Section 2.10 Transfer or Assignment of Registration Rights. The rights to cause the Partnership to register Registrable Securities under this Article II may be transferred or assigned by each Holder to one or more transferees or assignees of Registrable Securities; provided, however, that (a) unless any such transferee or assignee is an Affiliate of, and after such transfer or assignment continues to be an Affiliate of, such Holder, the amount of Registrable Securities transferred or assigned to such transferee or assignee shall represent at least $50 million of Registrable Securities (on an as-converted basis where applicable (determined by multiplying the number of Registrable Securities (on an as-converted basis) owned by the VWAP for the 10 Trading Days preceding the date of such transfer or assignment)), or such lesser amount if it constitutes the remaining holdings of the Holder and its Affiliates, (b) the Partnership is given written notice prior to any said transfer or assignment, stating the name and address of each such transferee or assignee and identifying the securities with respect to which such registration rights are being transferred or assigned and (c) each such transferee or assignee assumes in writing responsibility for its portion of the obligations of such transferring Holder under this Agreement.

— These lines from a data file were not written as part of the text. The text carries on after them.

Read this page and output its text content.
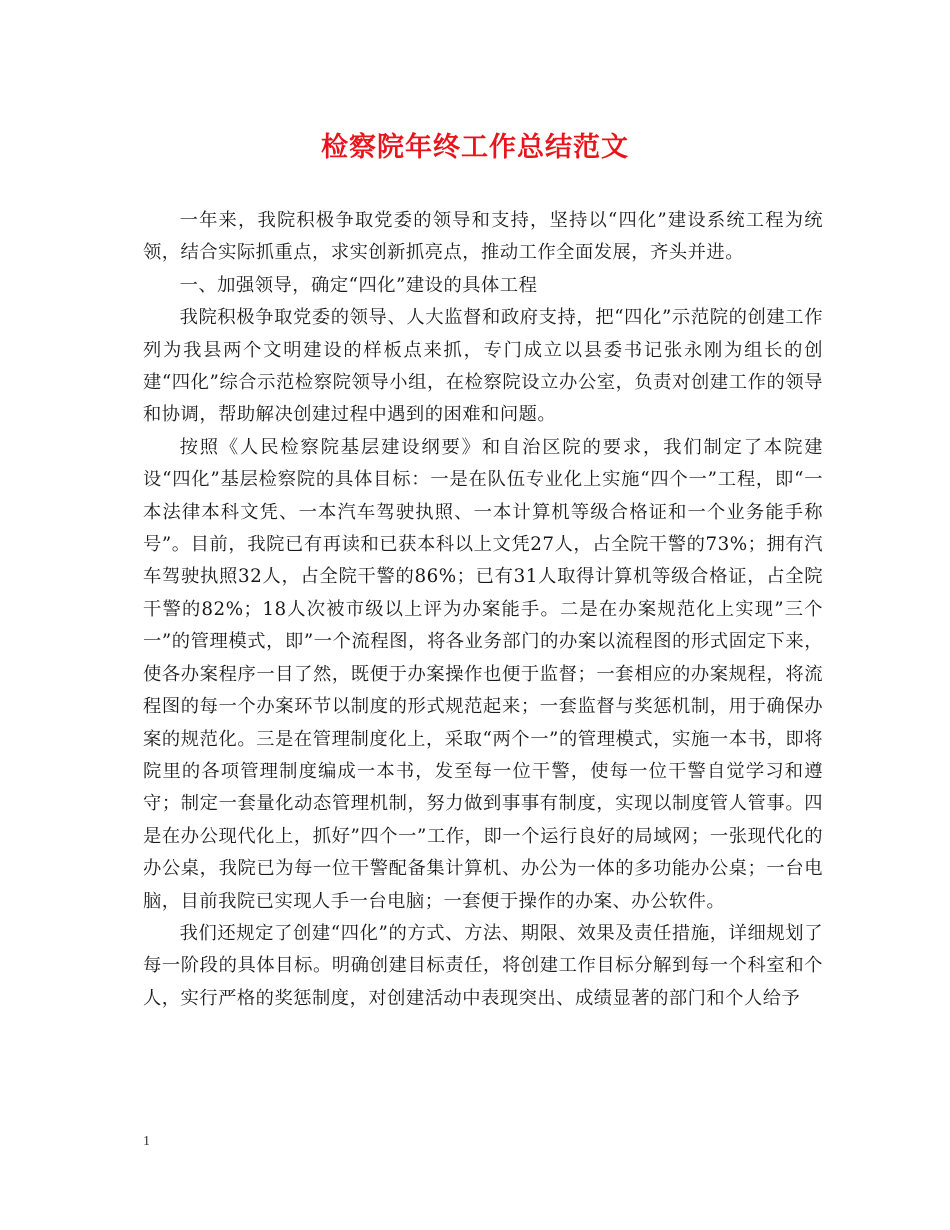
检察院年终工作总结范文

一年来，我院积极争取党委的领导和支持，坚持以“四化”建设系统工程为统领，结合实际抓重点，求实创新抓亮点，推动工作全面发展，齐头并进。

一、加强领导，确定“四化”建设的具体工程

我院积极争取党委的领导、人大监督和政府支持，把“四化”示范院的创建工作列为我县两个文明建设的样板点来抓，专门成立以县委书记张永刚为组长的创建“四化”综合示范检察院领导小组，在检察院设立办公室，负责对创建工作的领导和协调，帮助解决创建过程中遇到的困难和问题。

按照《人民检察院基层建设纲要》和自治区院的要求，我们制定了本院建设“四化”基层检察院的具体目标：一是在队伍专业化上实施“四个一”工程，即“一本法律本科文凭、一本汽车驾驶执照、一本计算机等级合格证和一个业务能手称号”。目前，我院已有再读和已获本科以上文凭27人，占全院干警的73%；拥有汽车驾驶执照32人，占全院干警的86%；已有31人取得计算机等级合格证，占全院干警的82%；18人次被市级以上评为办案能手。二是在办案规范化上实现”三个一”的管理模式，即”一个流程图，将各业务部门的办案以流程图的形式固定下来，使各办案程序一目了然，既便于办案操作也便于监督；一套相应的办案规程，将流程图的每一个办案环节以制度的形式规范起来；一套监督与奖惩机制，用于确保办案的规范化。三是在管理制度化上，采取“两个一”的管理模式，实施一本书，即将院里的各项管理制度编成一本书，发至每一位干警，使每一位干警自觉学习和遵守；制定一套量化动态管理机制，努力做到事事有制度，实现以制度管人管事。四是在办公现代化上，抓好”四个一”工作，即一个运行良好的局域网；一张现代化的办公桌，我院已为每一位干警配备集计算机、办公为一体的多功能办公桌；一台电脑，目前我院已实现人手一台电脑；一套便于操作的办案、办公软件。

我们还规定了创建“四化”的方式、方法、期限、效果及责任措施，详细规划了每一阶段的具体目标。明确创建目标责任，将创建工作目标分解到每一个科室和个人，实行严格的奖惩制度，对创建活动中表现突出、成绩显著的部门和个人给予

1
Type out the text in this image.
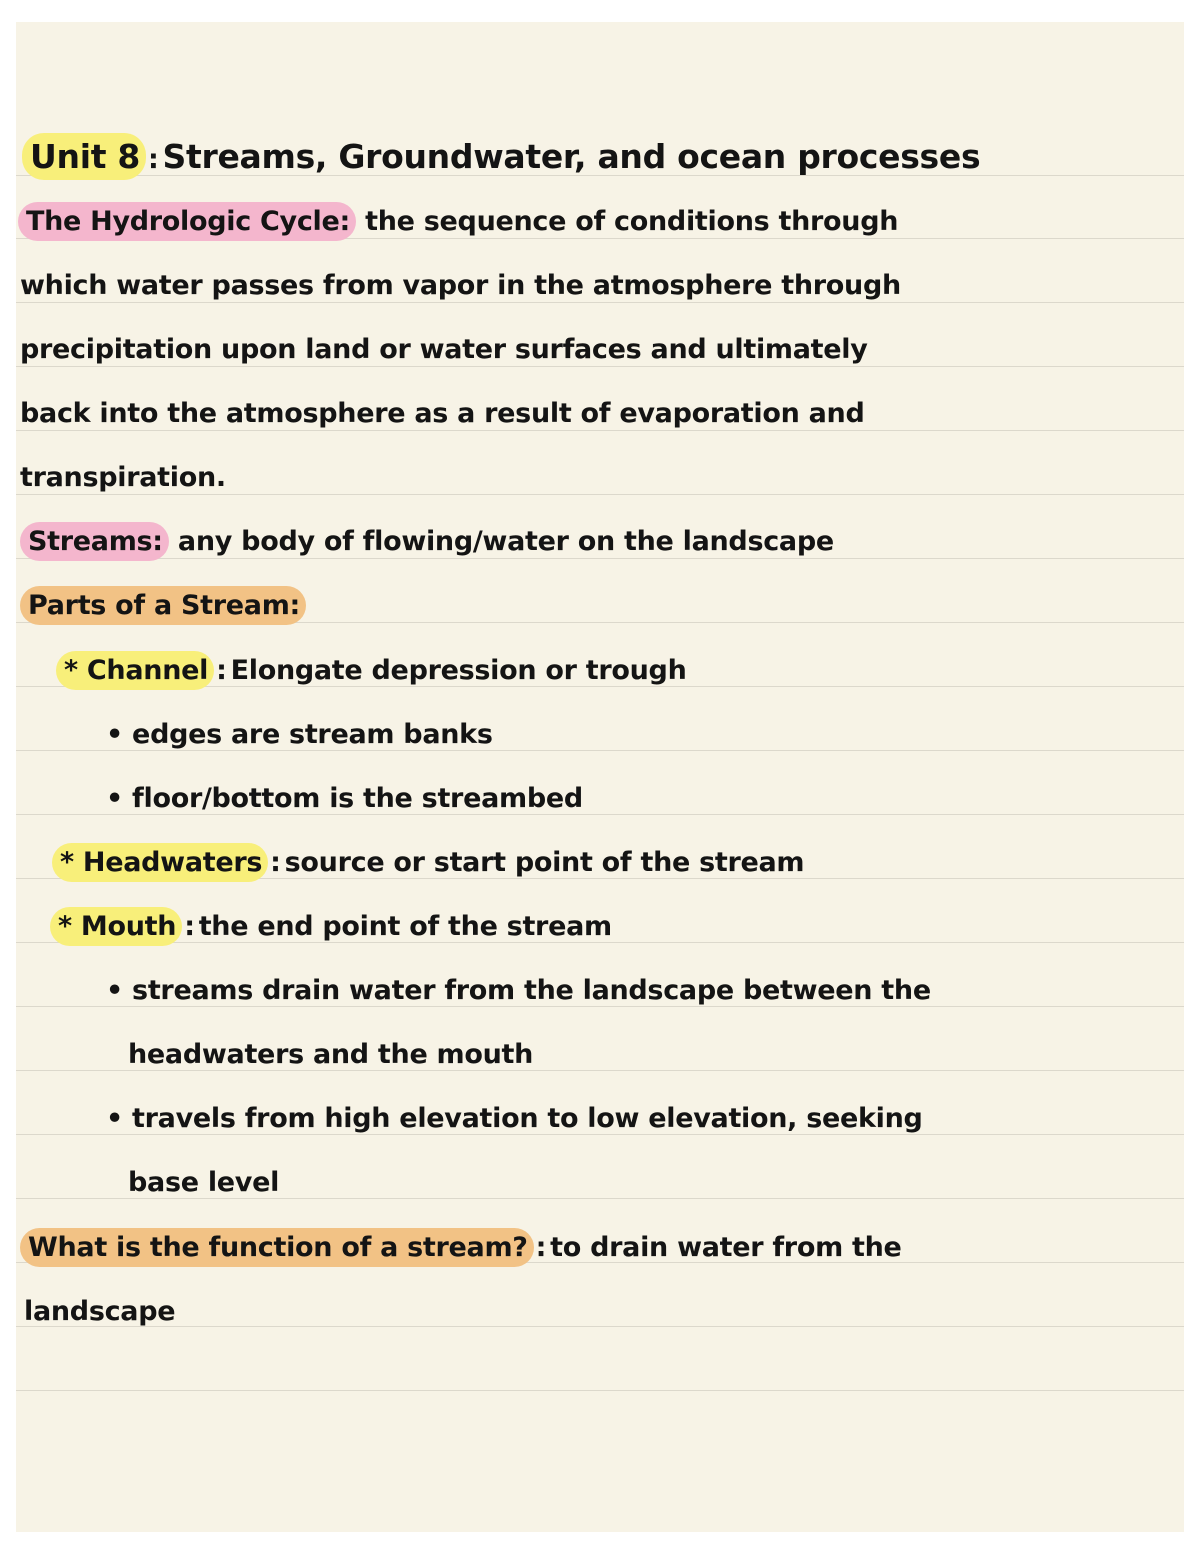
Unit 8 : Streams, Groundwater, and ocean processes
The Hydrologic Cycle: the sequence of conditions through
which water passes from vapor in the atmosphere through
precipitation upon land or water surfaces and ultimately
back into the atmosphere as a result of evaporation and
transpiration.
Streams: any body of flowing/water on the landscape
Parts of a Stream:
* Channel : Elongate depression or trough
• edges are stream banks
• floor/bottom is the streambed
* Headwaters : source or start point of the stream
* Mouth : the end point of the stream
• streams drain water from the landscape between the
headwaters and the mouth
• travels from high elevation to low elevation, seeking
base level
What is the function of a stream? : to drain water from the
landscape
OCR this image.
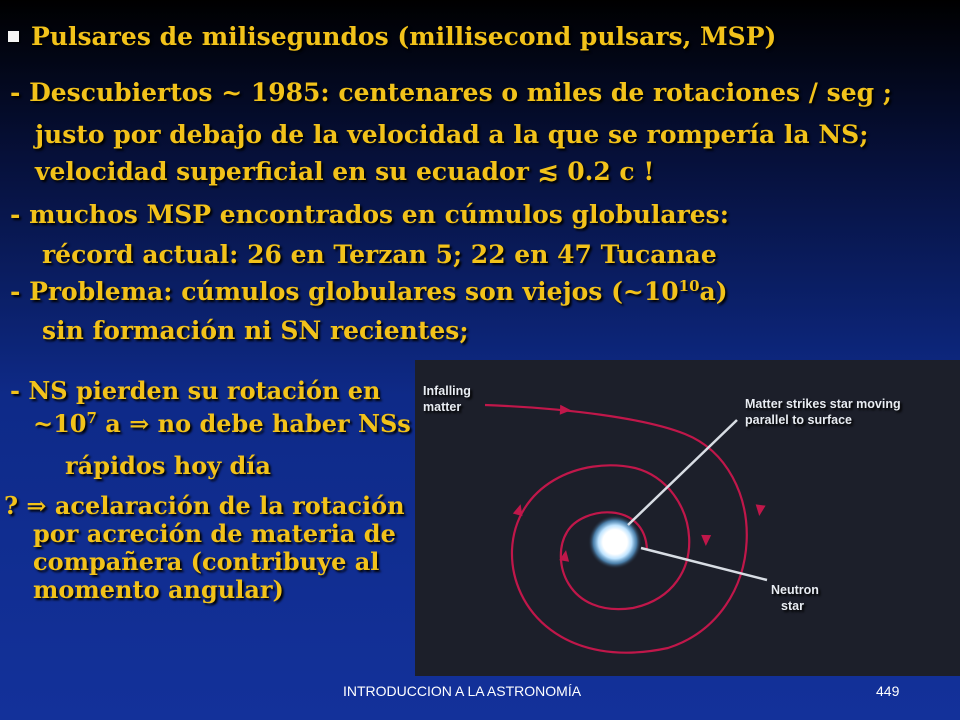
Pulsares de milisegundos (millisecond pulsars, MSP)
- Descubiertos ~ 1985: centenares o miles de rotaciones / seg ;
justo por debajo de la velocidad a la que se rompería la NS;
velocidad superficial en su ecuador ≲ 0.2 c !
- muchos MSP encontrados en cúmulos globulares:
récord actual: 26 en Terzan 5; 22 en 47 Tucanae
- Problema: cúmulos globulares son viejos $(\sim 10^{10}a)$
sin formación ni SN recientes;
- NS pierden su rotación en
$\sim 10^7$ a ⇒ no debe haber NSs
rápidos hoy día
? ⇒ acelaración de la rotación
por acreción de materia de
compañera (contribuye al
momento angular)
Infalling
matter	Matter strikes star moving
parallel to surface
Neutron
star
INTRODUCCION A LA ASTRONOMÍA	449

Section 2.11 Limitations on Subsequent Registration Rights. From and after the date hereof, the Partnership shall not, without the prior written consent of the Holders of at least the Registrable Securities Required Voting Percentage, enter into any agreement with any current or future holder of any securities of the Partnership that would allow such current or future holder to require the Partnership to include securities in any registration statement filed by the Partnership for Other Holders on a basis other than pari passu with, or expressly subordinate to, the piggyback rights of the Holders of Conversion Unit Registrable Securities hereunder.
Section 2.12 Limitation on Obligations for Series B Preferred Unit Registrable Securities. Notwithstanding anything to the contrary in this Agreement, nothing contained herein shall be construed to require the Partnership to, (a) except as expressly provided in this Agreement, assist in the public resale of any Series B Preferred Unit Registrable Securities, (b) provide any Holder of Series B Preferred Unit Registrable Securities any rights to include any Series B Preferred Unit Registrable Securities in any underwritten offering relating to the sale by the Partnership or any other Person of any securities of the Partnership or (c) cause any Series B Preferred Unit Registrable Securities to be listed on any securities exchange or nationally recognized quotation system.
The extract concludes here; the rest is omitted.